If there’s one thing she can’t stand, it’s daredevil stunts in parking lots.
Every time Eva sees two adults walking side by side in parking lot: “Ugh oh! They’re not holding hands!”
I love him with every beat of my throat.
One thing I’ll miss after my kids grow up is having little people around who think I perform magic tricks. Like when I stand in front of a mirror with Anna—she looks at my reflection, then at me, then at my reflection, then at me again. How did I double myself right before her eyes? She stares at me like I’m Houdini.
As Tyler gets older, I’ve noticed that more and more I am losing my magical powers.
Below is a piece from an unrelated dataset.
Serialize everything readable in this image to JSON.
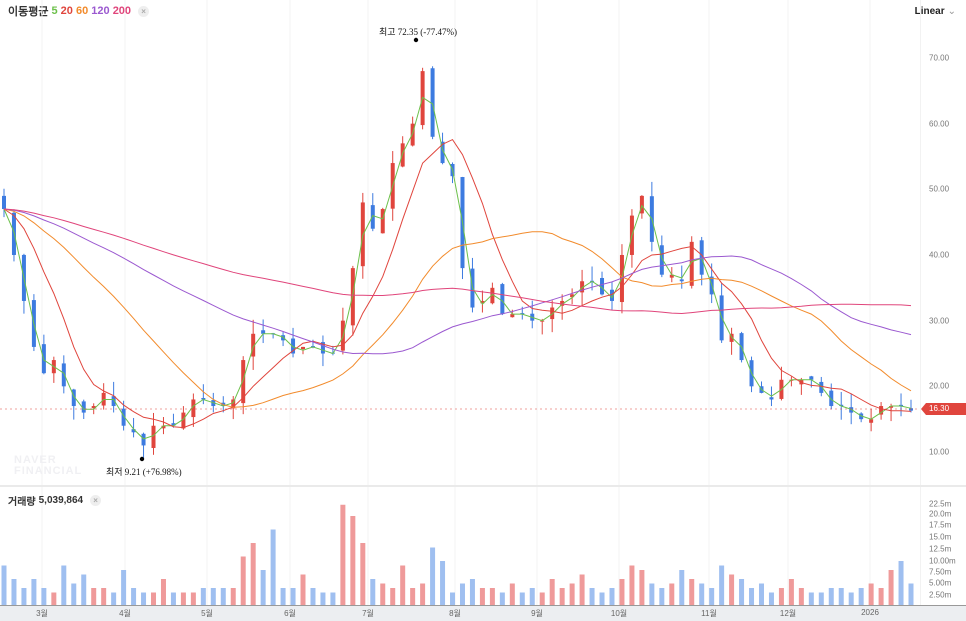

Maybe it started happening when he realized the only electronic or technological problems I can solve are the ones that require a battery change. “Go ask Daddy,” I say right on cue, thereby handing the magic wand over to Doug. Reluctantly, he assumes the role of Head Magician.
Tonight I was reading Tyler a bedtime story, and he had his hand draped around my neck, and his hand rested on the pulse in my throat. He sat very still as I read, and I thought he was focusing on the story. Suddenly he bolted upright, eyes bulged and demanded, “Mama! How did you put your heart in your neck?”
The magic is back. At least, until the next Leapfrog Leapster malfunction.